Recent data from the Study Exploring Two Treatment Strategies of Rivaroxaban and a Dose-Adjusted Oral Vitamin K Antagonist Treatment Strategy in Subjects with Atrial Fibrillation who Undergo Percutaneous Coronary Intervention (PIONEER) trial demonstrated the improved safety of dropping aspirin in favor of low-dose rivaroxaban (15 mg daily) in addition to a P2Y12 inhibitor versus standard triple therapy.64 Randomization of the 2,124 patients occurred in a 1:1:1 ratio, and included a group of patients also treated with very low-dose rivaroxaban (2.5 mg twice daily). In the group of patients treated with 15 mg rivaroxaban and a P2Y12 inhibitor, there was a 41 % relative risk reduction of clinically-significant bleeding. Likewise, there was a 37 % relative risk reduction when comparing 2.5 mg rivaroxaban twice daily with triple therapy with warfarin. Patients were excluded if they had a recent gastrointestinal bleed, anemia of unknown cause, recent transient ischemic attack or stroke, or if the creatinine clearance was <30 mL/min.64 In addition to the PIONEER trial, three other trials assessing other oral anticoagulants are ongoing to help further elucidate the question of minimizing both bleeding and thrombotic risks in these patients.65 These trials are designed to assess safety. Demonstration of non-inferiority or superiority for bleeding will be expected, given the high risk of bleeding with triple therapy and the relative low risk of embolic events. Proving efficacy is limited by the large number of patients required, and therefore, the efficacy of dropping aspirin will likely remain an area of controversy.

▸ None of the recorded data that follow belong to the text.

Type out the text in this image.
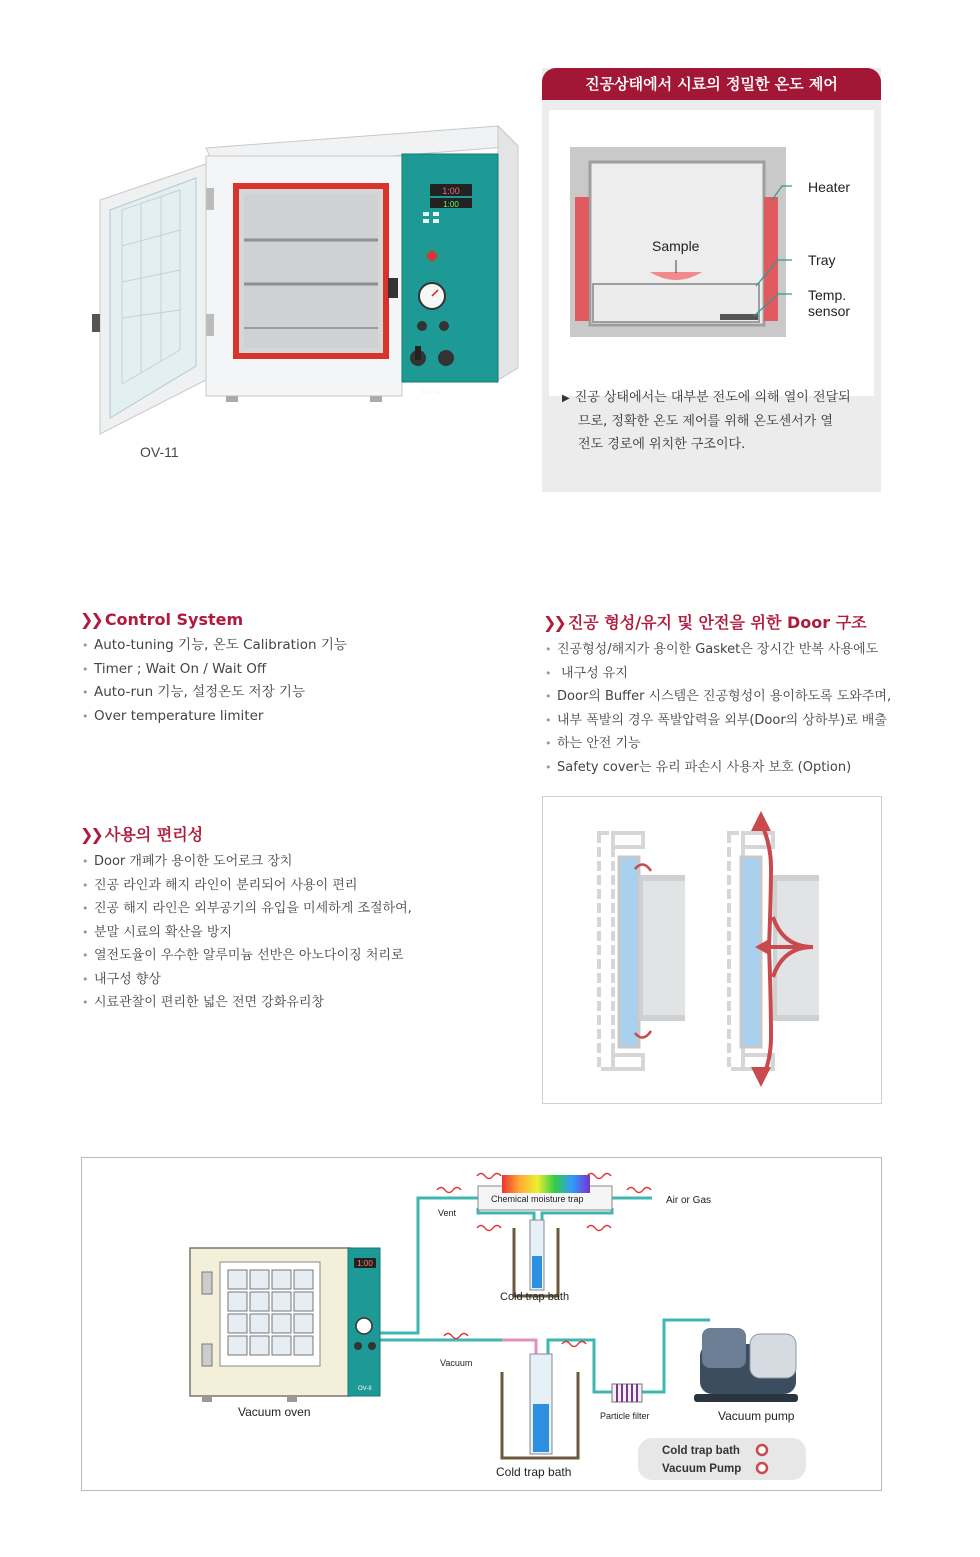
1:00
1:00
OV-11
OV-11
진공상태에서 시료의 정밀한 온도 제어
Heater
Sample
Tray
Temp.
sensor
▶ 진공 상태에서는 대부분 전도에 의해 열이 전달되
므로, 정확한 온도 제어를 위해 온도센서가 열
전도 경로에 위치한 구조이다.
❯❯ Control System
• Auto-tuning 기능, 온도 Calibration 기능
• Timer ; Wait On / Wait Off
• Auto-run 기능, 설정온도 저장 기능
• Over temperature limiter
❯❯ 진공 형성/유지 및 안전을 위한 Door 구조
• 진공형성/해지가 용이한 Gasket은 장시간 반복 사용에도
• 내구성 유지
• Door의 Buffer 시스템은 진공형성이 용이하도록 도와주며,
• 내부 폭발의 경우 폭발압력을 외부(Door의 상하부)로 배출
• 하는 안전 기능
• Safety cover는 유리 파손시 사용자 보호 (Option)
❯❯ 사용의 편리성
• Door 개폐가 용이한 도어로크 장치
• 진공 라인과 해지 라인이 분리되어 사용이 편리
• 진공 해지 라인은 외부공기의 유입을 미세하게 조절하여,
• 분말 시료의 확산을 방지
• 열전도율이 우수한 알루미늄 선반은 아노다이징 처리로
• 내구성 향상
• 시료관찰이 편리한 넓은 전면 강화유리창
Chemical moisture trap	Air or Gas
Vent
Cold trap bath
1:00
OV-II
Vacuum oven
Vacuum
Cold trap bath
Particle filter	Vacuum pump
Cold trap bath
Vacuum Pump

Patients undergoing coronary stenting have numerous medical therapies to help minimize adverse events, including stent thrombosis, while balancing the risk of bleeding. The practicing cardiologist faces numerous uncertainties as they treat patients with ACS. This review explored the controversies, including the choice initial antiplatelet and anticoagulant combination, decision of when to load with a second P2Y12 inhibitor and how to transition between them, how long to treat after a stent, and how to manage patients on oral anticoagulants.
Navigating the different treatment possibilities remains a daunting task. Within a vast knowledge base and excellent trials, controversy still exists in how to best manage patients presenting with ACS. While guidelines and assistance exist, ultimately many of these questions are best answered when considering the totality of the patient’s presentation. Tailoring the therapy for each patient combines the art and science of clinical medicine, with the emphasis on the individual patient.